University of Michigan researchers have created a smartphone app that monitors subtle qualities of a person’s voice during everyday phone conversations, showing promise for detecting early signs of mood changes in people with bipolar disorder.
The researchers hope the app will eventually give people with bipolar disorder and their healthcare teams an early warning of the changing moods that give the condition its name. The researchers presented their findings at the International Conference on Acoustics, Speech and Signal Processing in Italy, and published details simultaneously in the conference proceedings.
While the app still needs much testing before widespread use, early results from a small group of patients show its potential to monitor moods while protecting privacy. More patients, all taking part in the study funded by the National Institute of Mental Health and facilitated by the Prechter Bipolar Research Fund at the U-M Depression Center, have already started to use the app on study-provided smartphones. As more patients volunteer, the team will continue to test and improve the technology.

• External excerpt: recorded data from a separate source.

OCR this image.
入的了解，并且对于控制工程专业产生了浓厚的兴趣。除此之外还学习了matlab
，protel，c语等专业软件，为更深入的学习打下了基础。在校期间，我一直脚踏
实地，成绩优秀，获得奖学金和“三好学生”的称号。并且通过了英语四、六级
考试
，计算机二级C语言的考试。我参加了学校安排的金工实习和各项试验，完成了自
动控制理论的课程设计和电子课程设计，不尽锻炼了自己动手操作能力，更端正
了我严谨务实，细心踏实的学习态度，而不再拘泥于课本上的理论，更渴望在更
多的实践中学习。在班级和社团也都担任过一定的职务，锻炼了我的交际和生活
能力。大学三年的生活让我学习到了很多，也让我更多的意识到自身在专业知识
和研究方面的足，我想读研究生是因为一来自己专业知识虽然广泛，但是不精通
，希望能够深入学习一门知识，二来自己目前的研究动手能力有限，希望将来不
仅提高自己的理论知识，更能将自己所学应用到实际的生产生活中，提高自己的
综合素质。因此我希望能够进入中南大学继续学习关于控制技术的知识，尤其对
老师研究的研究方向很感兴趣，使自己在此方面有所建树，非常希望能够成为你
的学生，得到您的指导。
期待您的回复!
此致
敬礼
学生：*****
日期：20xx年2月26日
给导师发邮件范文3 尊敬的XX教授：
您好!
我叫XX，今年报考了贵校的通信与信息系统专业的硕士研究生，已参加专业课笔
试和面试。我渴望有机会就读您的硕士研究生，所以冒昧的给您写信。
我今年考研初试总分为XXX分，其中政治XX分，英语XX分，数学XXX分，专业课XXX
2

They call the project PRIORI, because they hope it will yield a biological marker to prioritize bipolar disorder care to those who need it most urgently to stabilize their moods—especially in regions of the world with scarce mental health services. Bipolar disorder affects tens of millions of people worldwide, and can have devastating effects including suicide.
The app runs in the background on an ordinary smartphone, and automatically monitors the patients’ voice patterns during any calls made as well as during weekly conversations with a member of the patient’s care team. The computer program analyzes many characteristics of the sounds—and silences—of each conversation.
Only the patient’s side of everyday phone calls is recorded— and the recordings themselves are encrypted and kept off-limits to the research team. They can see only the results of computer analysis of the recordings, which are stored in secure servers that comply with patient privacy laws.
Standardized weekly mood assessments with a trained clinician provide a benchmark for the patient’s mood, and are used to correlate the acoustic features of speech with their mood state. Because other mental health conditions also cause changes in a person’s voice, the same technology framework developed for bipolar disorder could prove useful in everything from schizophrenia and post-traumatic stress disorder to Parkinson’s disease, the researchers say.
The first six patients all have a rapid-cycling form of Type 1 bipolar disorder and a history of being prone to frequent depressive and manic episodes. The researchers showed that their analysis of voice characteristics from everyday conversations could detect elevated and depressed moods. The detection of mood states will improve over time as the software gets trained based on more conversations and data from more patients.
“These pilot study results give us preliminary proof of the concept that we can detect mood states in regular phone calls by analyzing broad features and properties of speech, without violating the privacy of those conversations,” Zahi Karam, Ph.D., a postdoctoral fellow and specialist in machine learning and speech analysis, said in a news release. “As we collect more data the model will become better, and our ultimate goal is to be able to anticipate swings, so that it may be possible to intervene early.”